Ele sorriu e lhe entregou as flores. Ela parecia encantada. Ambos sentaram-se à mesa e o jantar foi servido pela ajudante da casa.
- Meu amor – ele servia-se de uma bela taça de vinho, sentando-se ao seu lado para lhe ajudar a comer – Quero que saiba que nestes últimos dez anos, você me fez a pessoa mais feliz deste mundo! Eu amo você!
- E eu amo você! – eles se beijaram e começaram a jantar.
- Vinho? – ele ofereceu.
- Agora não, obrigada!
Ele deu um pequeno gole na taça.
Alguns minutos depois, ele acendia seu charuto, ao lado da esposa em seu pedestal de mármore. De repente começou a sentir-se atordoado. Tentava respirar, mas não conseguia. Começou a sufocar e a agonizar.

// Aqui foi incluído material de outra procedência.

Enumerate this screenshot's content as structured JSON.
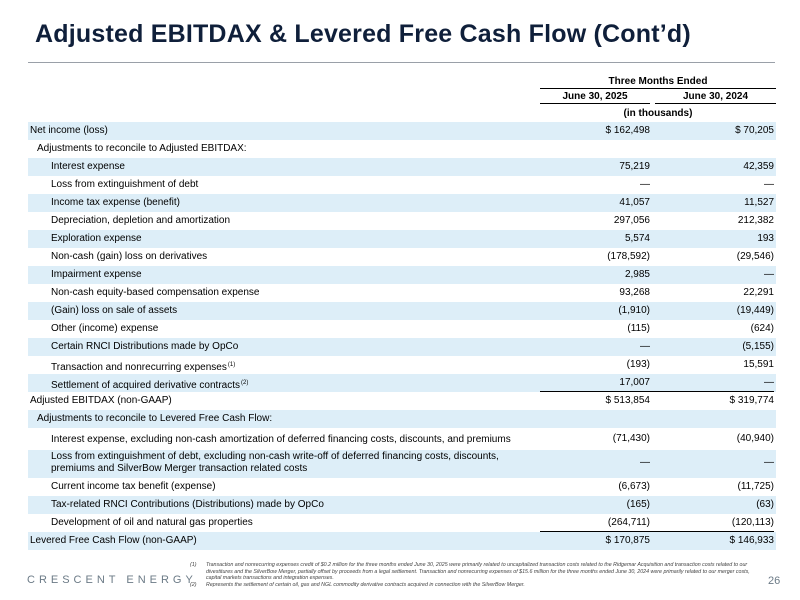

Seus olhos castanhos encontraram-se com os olhos verdes de Catharina, que parecia minimamente abalada com a situação.
- Oh meu amor, eu te amo tanto... – ela proferia enquanto observava seu marido agonizar – Mas algumas obras de arte nunca devem ser tocadas.
A empregada aparecia à porta segurando a garrafa de vinho. Colocou Catharina em sua cadeira de rodas e abaixou-se para ajeitá-la na mesma. De longe era possível avistar sua perna mecânica por debaixo de sua calça.
- E agora, Angelina? – ela perguntava à amiga.
- Agora? – ela respirou aliviada – Agora vamos viver.
As duas partiram pela porta da frente.